Dés la naissance de la psychiatrie comme discipline séparée, le droit étant mis hors champ, l’affirmation de quelconques droits des patients est également rejetée et niée. La psychiatrie française ratera donc dans cette perspective, en restant dans sa tradition administrative (la contrainte psychiatrique décidée entièrement par voie administrative), les tournants progressifs par lesquels au long du 20e siècle les droits des personnes, sont de plus en plus nettement affirmés, en tant que droits fondamentaux, selon un cadre judiciaire, avec les recours adéquats rendus possibles.

C’est donc en tant que système clos, totalitaire, que l’institution psychiatrique a, très rapidement, dés le 19e siècle, organisé sa mise hors champ judiciaire, et donc sa négation consubstantielle des droits fondamentaux des personnes soumises à sa contrainte. On voit donc aisément que le déni des droits fondamentaux dans le champ psychiatrique est une partie intégrante et essentielle de ce champ et de ses pratiques.

— Dans notre actualité : Il subsiste de nos jours de larges pans de cette idéologie « anti-juridique », à travers d’une part le refus obstiné de toute judiciarisation des hospitalisations sans consentement (sauf un faux semblant tout récent, faisant à la suite d’une décision du Conseil constitutionnel contournée par le gouvernement), comme de toute prise en compte pratique des droits des patients en tant que droits fondamentaux pouvant être pris en charge par les « usagers » eux-mêmes, avec leurs avocats, organisations et conseils. Ainsi, au titre des subsistances de cet état d’esprit, ces services psychiatriques qui rejettent comme pathologiques, les demandes des patients sous contrainte de pouvoir accéder à un avocat.
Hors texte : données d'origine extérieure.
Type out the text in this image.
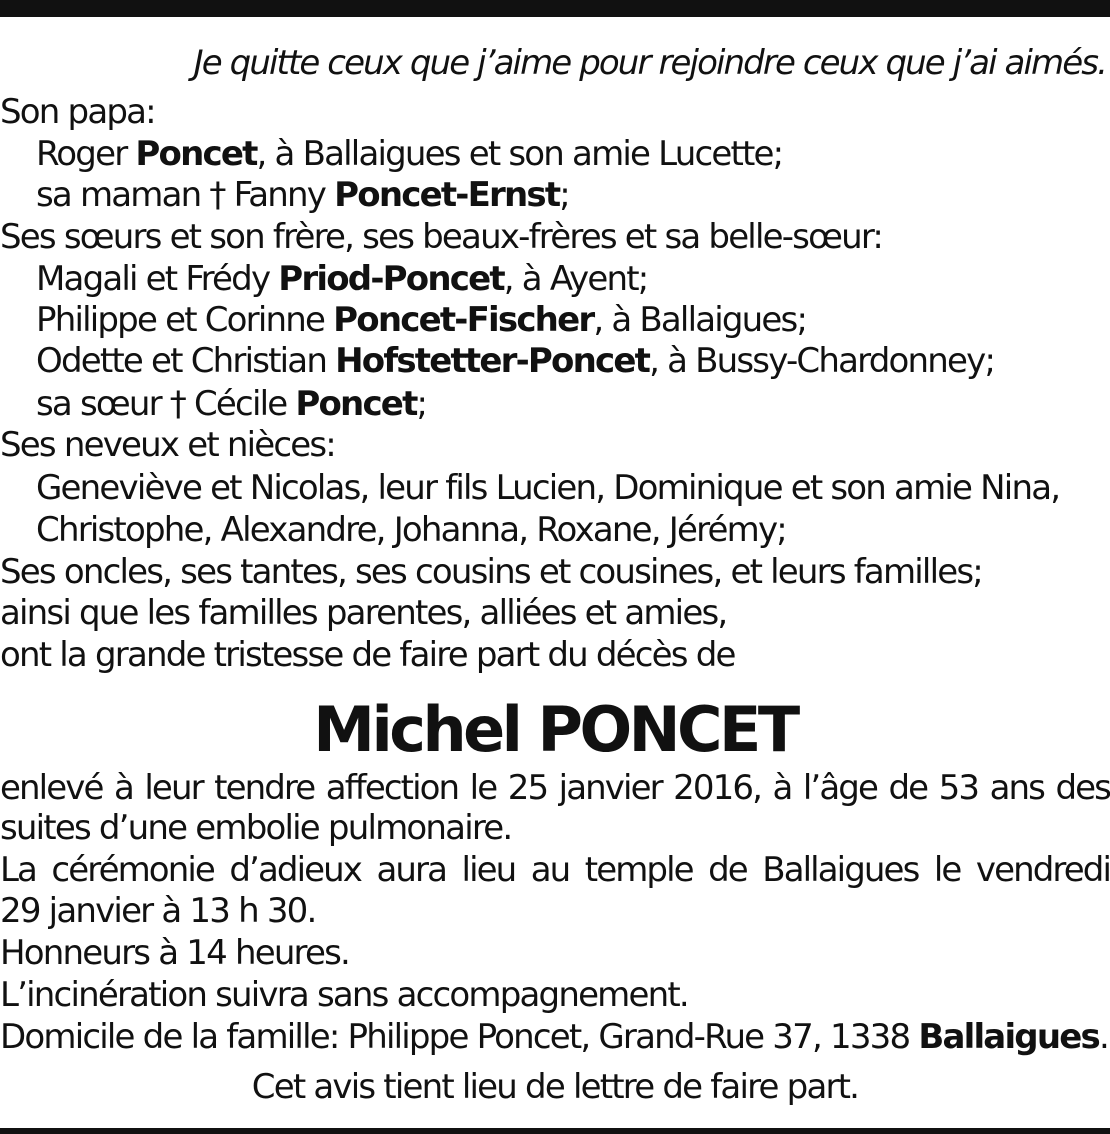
Je quitte ceux que j’aime pour rejoindre ceux que j’ai aimés.
Son papa:
Roger Poncet, à Ballaigues et son amie Lucette;
sa maman † Fanny Poncet-Ernst;
Ses sœurs et son frère, ses beaux-frères et sa belle-sœur:
Magali et Frédy Priod-Poncet, à Ayent;
Philippe et Corinne Poncet-Fischer, à Ballaigues;
Odette et Christian Hofstetter-Poncet, à Bussy-Chardonney;
sa sœur † Cécile Poncet;
Ses neveux et nièces:
Geneviève et Nicolas, leur fils Lucien, Dominique et son amie Nina,
Christophe, Alexandre, Johanna, Roxane, Jérémy;
Ses oncles, ses tantes, ses cousins et cousines, et leurs familles;
ainsi que les familles parentes, alliées et amies,
ont la grande tristesse de faire part du décès de
Michel PONCET
enlevé à leur tendre affection le 25 janvier 2016, à l’âge de 53 ans des
suites d’une embolie pulmonaire.
La cérémonie d’adieux aura lieu au temple de Ballaigues le vendredi
29 janvier à 13 h 30.
Honneurs à 14 heures.
L’incinération suivra sans accompagnement.
Domicile de la famille: Philippe Poncet, Grand-Rue 37, 1338 Ballaigues.
Cet avis tient lieu de lettre de faire part.
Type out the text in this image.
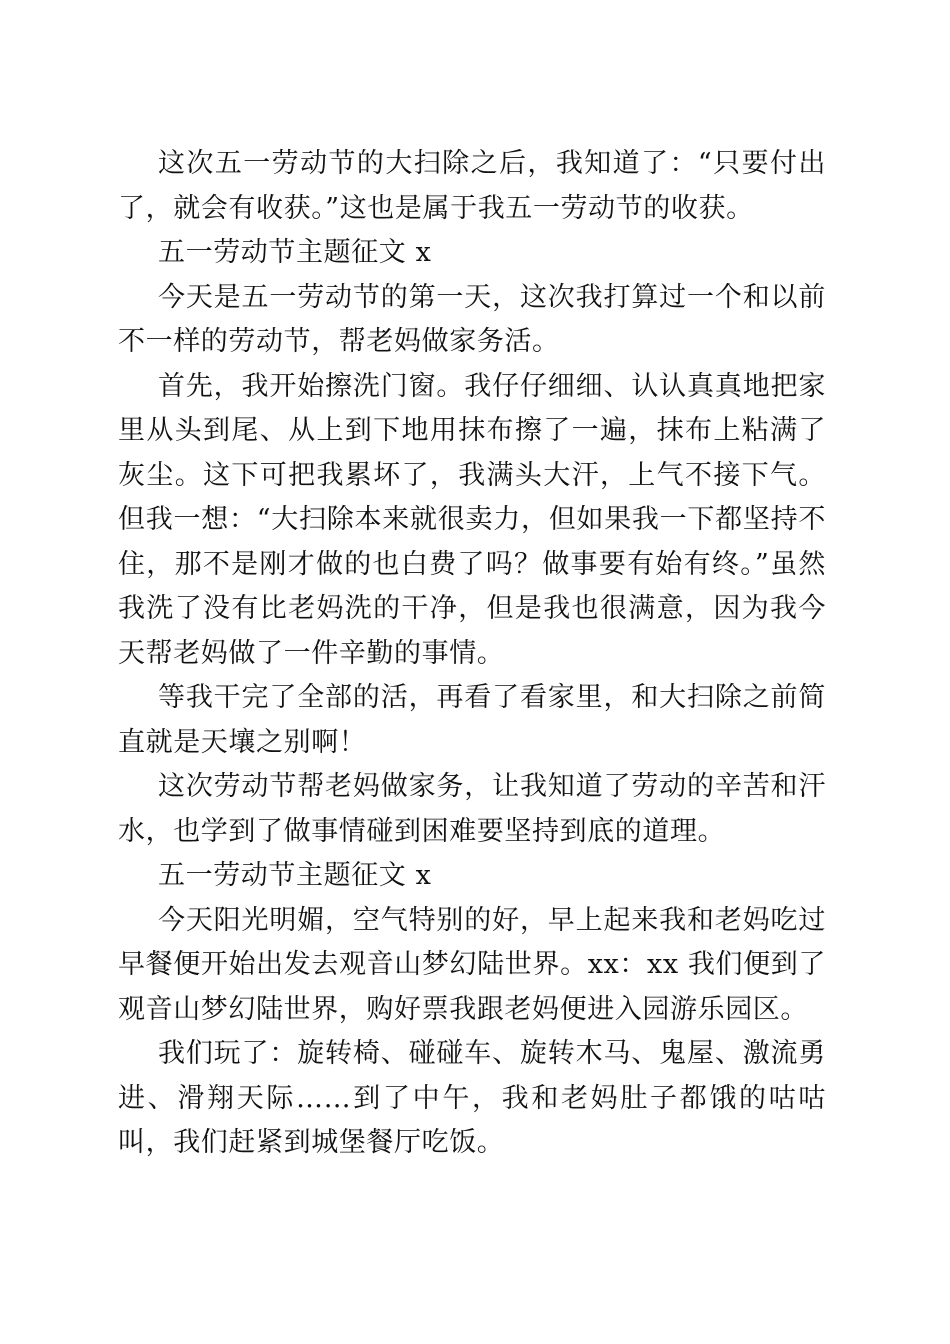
这次五一劳动节的大扫除之后，我知道了：“只要付出了，就会有收获。”这也是属于我五一劳动节的收获。

五一劳动节主题征文 x

今天是五一劳动节的第一天，这次我打算过一个和以前不一样的劳动节，帮老妈做家务活。

首先，我开始擦洗门窗。我仔仔细细、认认真真地把家里从头到尾、从上到下地用抹布擦了一遍，抹布上粘满了灰尘。这下可把我累坏了，我满头大汗，上气不接下气。但我一想：“大扫除本来就很卖力，但如果我一下都坚持不住，那不是刚才做的也白费了吗？做事要有始有终。”虽然我洗了没有比老妈洗的干净，但是我也很满意，因为我今天帮老妈做了一件辛勤的事情。

等我干完了全部的活，再看了看家里，和大扫除之前简直就是天壤之别啊！

这次劳动节帮老妈做家务，让我知道了劳动的辛苦和汗水，也学到了做事情碰到困难要坚持到底的道理。

五一劳动节主题征文 x

今天阳光明媚，空气特别的好，早上起来我和老妈吃过早餐便开始出发去观音山梦幻陆世界。xx：xx 我们便到了观音山梦幻陆世界，购好票我跟老妈便进入园游乐园区。

我们玩了：旋转椅、碰碰车、旋转木马、鬼屋、激流勇进、滑翔天际……到了中午，我和老妈肚子都饿的咕咕叫，我们赶紧到城堡餐厅吃饭。
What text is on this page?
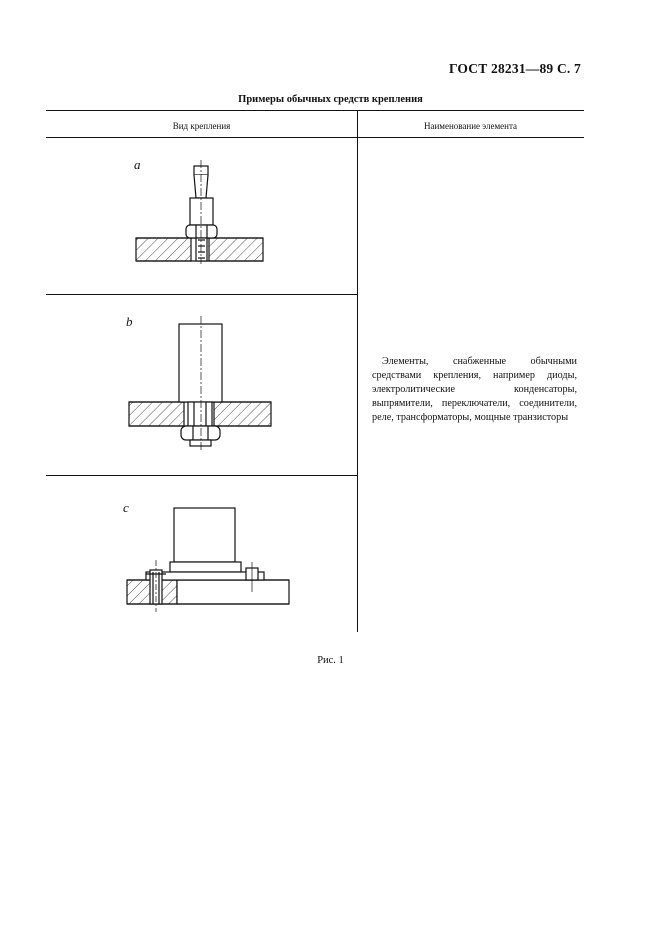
ГОСТ 28231—89 С. 7
Примеры обычных средств крепления
Вид крепления	Наименование элемента
Элементы, снабженные обычными средствами крепления, например диоды, электролитические конденсаторы, выпрямители, переключатели, соединители, реле, трансформаторы, мощные транзисторы
a
b
c
Рис. 1
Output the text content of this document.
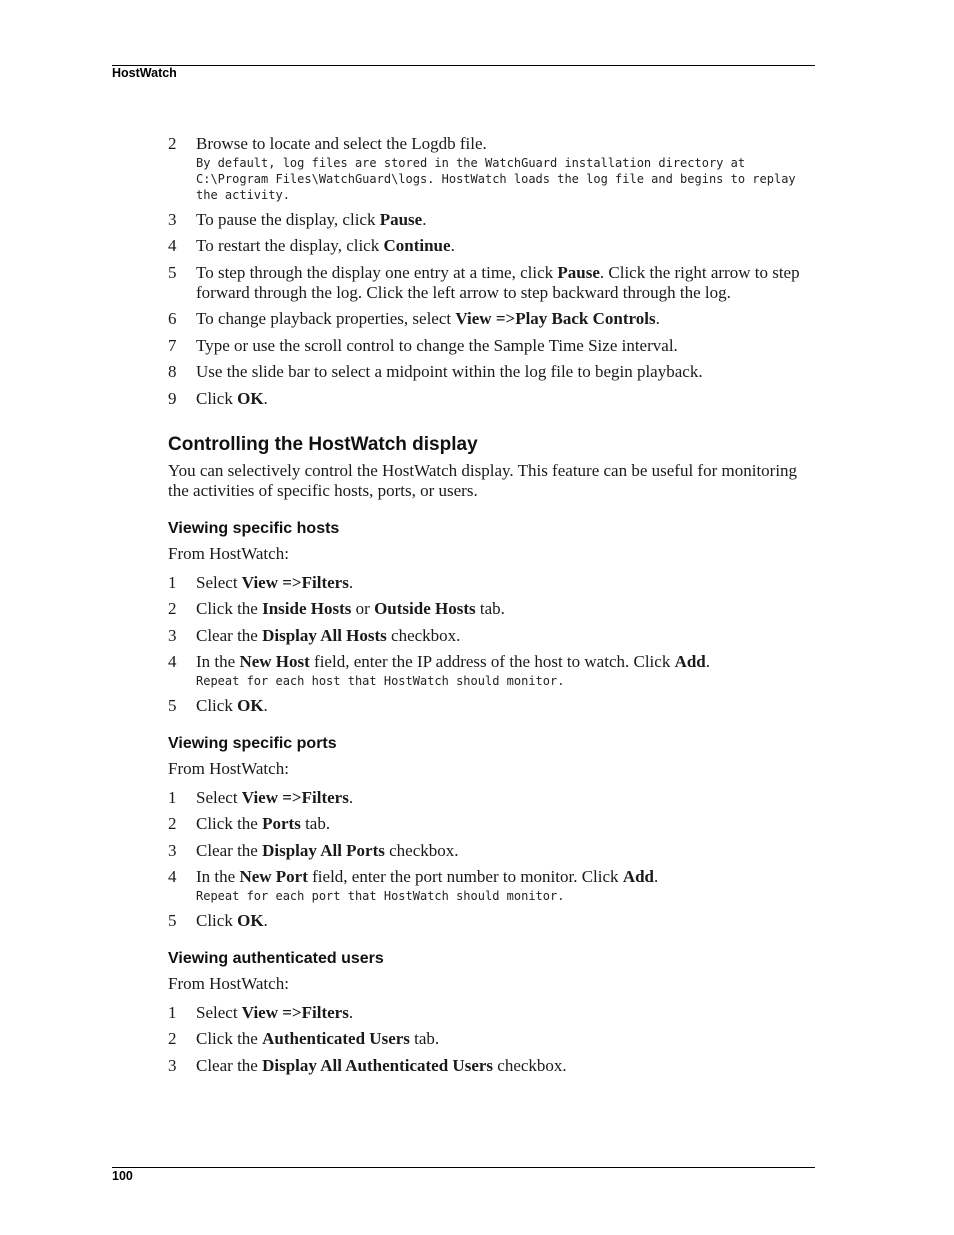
HostWatch
2	Browse to locate and select the Logdb file.
By default, log files are stored in the WatchGuard installation directory at C:\Program Files\WatchGuard\logs. HostWatch loads the log file and begins to replay the activity.
3	To pause the display, click Pause.
4	To restart the display, click Continue.
5	To step through the display one entry at a time, click Pause. Click the right arrow to step forward through the log. Click the left arrow to step backward through the log.
6	To change playback properties, select View =>Play Back Controls.
7	Type or use the scroll control to change the Sample Time Size interval.
8	Use the slide bar to select a midpoint within the log file to begin playback.
9	Click OK.
Controlling the HostWatch display

You can selectively control the HostWatch display. This feature can be useful for monitoring the activities of specific hosts, ports, or users.

Viewing specific hosts

From HostWatch:

1	Select View =>Filters.
2	Click the Inside Hosts or Outside Hosts tab.
3	Clear the Display All Hosts checkbox.
4	In the New Host field, enter the IP address of the host to watch. Click Add.
Repeat for each host that HostWatch should monitor.
5	Click OK.
Viewing specific ports

From HostWatch:

1	Select View =>Filters.
2	Click the Ports tab.
3	Clear the Display All Ports checkbox.
4	In the New Port field, enter the port number to monitor. Click Add.
Repeat for each port that HostWatch should monitor.
5	Click OK.
Viewing authenticated users

From HostWatch:

1	Select View =>Filters.
2	Click the Authenticated Users tab.
3	Clear the Display All Authenticated Users checkbox.
100
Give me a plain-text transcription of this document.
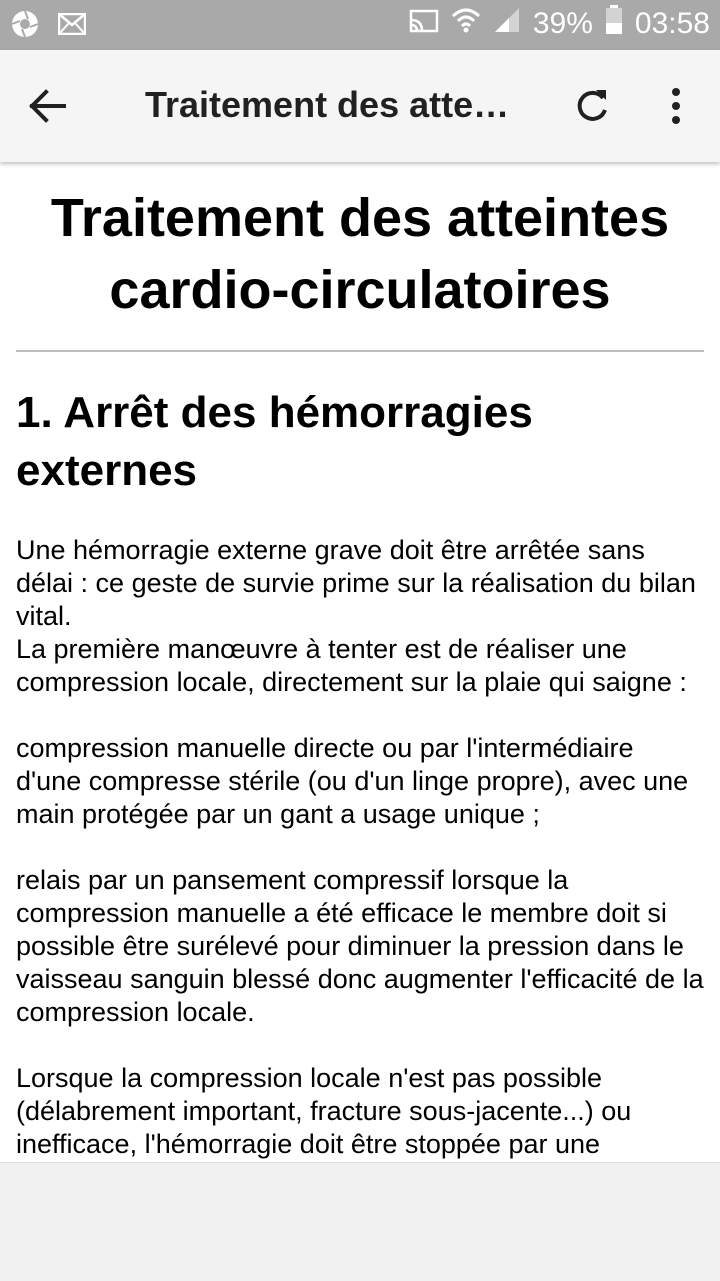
39% 03:58
Traitement des atte…
Traitement des atteintes cardio-circulatoires
1. Arrêt des hémorragies externes

Une hémorragie externe grave doit être arrêtée sans délai : ce geste de survie prime sur la réalisation du bilan vital.

La première manœuvre à tenter est de réaliser une compression locale, directement sur la plaie qui saigne :

compression manuelle directe ou par l'intermédiaire d'une compresse stérile (ou d'un linge propre), avec une main protégée par un gant a usage unique ;

relais par un pansement compressif lorsque la compression manuelle a été efficace le membre doit si possible être surélevé pour diminuer la pression dans le vaisseau sanguin blessé donc augmenter l'efficacité de la compression locale.

Lorsque la compression locale n'est pas possible (délabrement important, fracture sous-jacente...) ou inefficace, l'hémorragie doit être stoppée par une
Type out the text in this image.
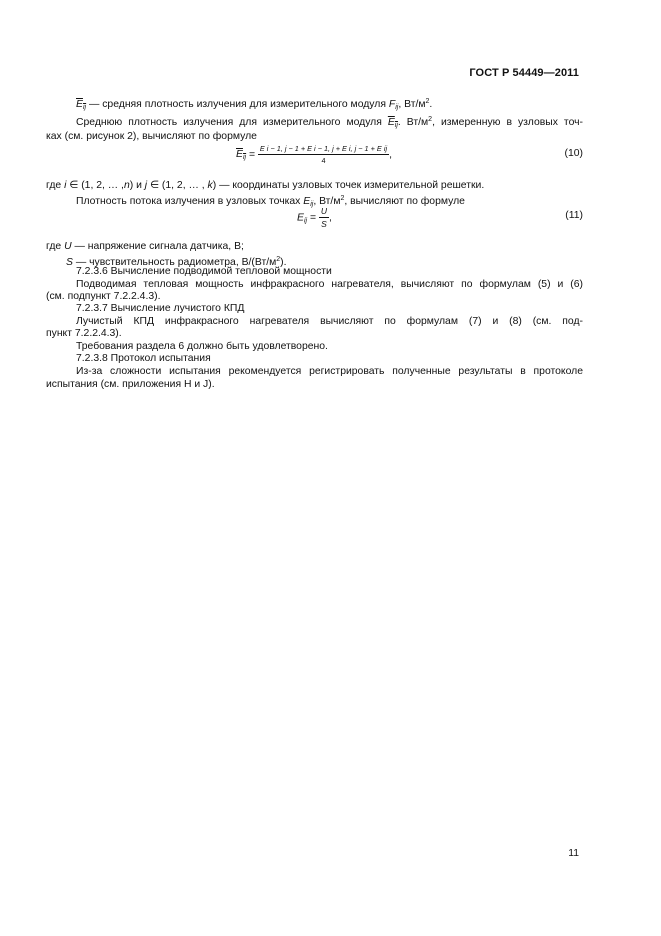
ГОСТ Р 54449—2011
$E_{ij}$ — средняя плотность излучения для измерительного модуля $F_{ij}$, $Вт/м^2$.
Среднюю плотность излучения для измерительного модуля $E_{ij}$. $Вт/м^2$, измеренную в узловых точ-
ках (см. рисунок 2), вычисляют по формуле
$E_{ij} = \frac{\text{E i − 1, j − 1 + E i − 1, j + E i, j − 1 + E ij}}{4}$ ,	(10)
где i ∈ (1, 2, … ,n) и j ∈ (1, 2, … , k) — координаты узловых точек измерительной решетки.
Плотность потока излучения в узловых точках $E_{ij}$, $Вт/м^2$, вычисляют по формуле
$E_{ij} = \frac{U}{S}$ ,	(11)
где U — напряжение сигнала датчика, В;
S — чувствительность радиометра, $В/(Вт/м^2)$.
7.2.3.6 Вычисление подводимой тепловой мощности
Подводимая тепловая мощность инфракрасного нагревателя, вычисляют по формулам (5) и (6)
(см. подпункт 7.2.2.4.3).
7.2.3.7 Вычисление лучистого КПД
Лучистый КПД инфракрасного нагревателя вычисляют по формулам (7) и (8) (см. под-
пункт 7.2.2.4.3).
Требования раздела 6 должно быть удовлетворено.
7.2.3.8 Протокол испытания
Из-за сложности испытания рекомендуется регистрировать полученные результаты в протоколе
испытания (см. приложения Н и J).
11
Dans le cadre de ce déni des droits fondamentaux des patients, la psychiatrie a, historiquement, très rapidement organisé et pensé la « pathologisation » de quelconques réclamations pour le droit venant de patients, ou d’ ex patients, comme d’ailleurs celles venant de proches, de parents, ou d’amis et de soutiens d’internés.

Pour la psychiatrie institutionnelle et, hélas, pour la majorité des soignants en exercice — malheureusement pour ces professions, comme pour les populations aux prises d’ailleurs — le recours au Droit est un symptôme déclaré ou latent, de pathologie paranoïaque au sens de la paranoïa processive procédurière.

D’après les témoignages des « usagers » qui se confient aux associations structurées de nos jours sur ce champ, seule une minorité de soignants du cadre hospitalier respectent les droits de recours des patients, ainsi que l’expression par les patients de leur volonté de recourir. Une majorité de soignants du cadre hospitalier rejettent les demandes de recours des patients, voire les qualifient de pathologiques, certains n’hésitant pas à pratiquer face à ces demandes de recours, par exemple des contre mesures chimiothérapiques (hausse des dosages de traitements psychiatriques).

Il est donc particulièrement heureux que les animateurs et parties prenantes du collectif Mais c’est un homme, en particulier issus des soignants en psychiatrie, aient pu se regrouper clairement pour un rejet de ce même déni des droits fondamentaux des patients psychiatriques, et pour une « judiciarisation » de l’hospitalisation sans consentement vue également en tant qu’ouverture de voies de recours judiciaires effectives pour ces mêmes patients.

Nous considérons qu’il est grand temps de rompre avec cette logique de refus et de déni des droits fondamentaux des patients en psychiatrie.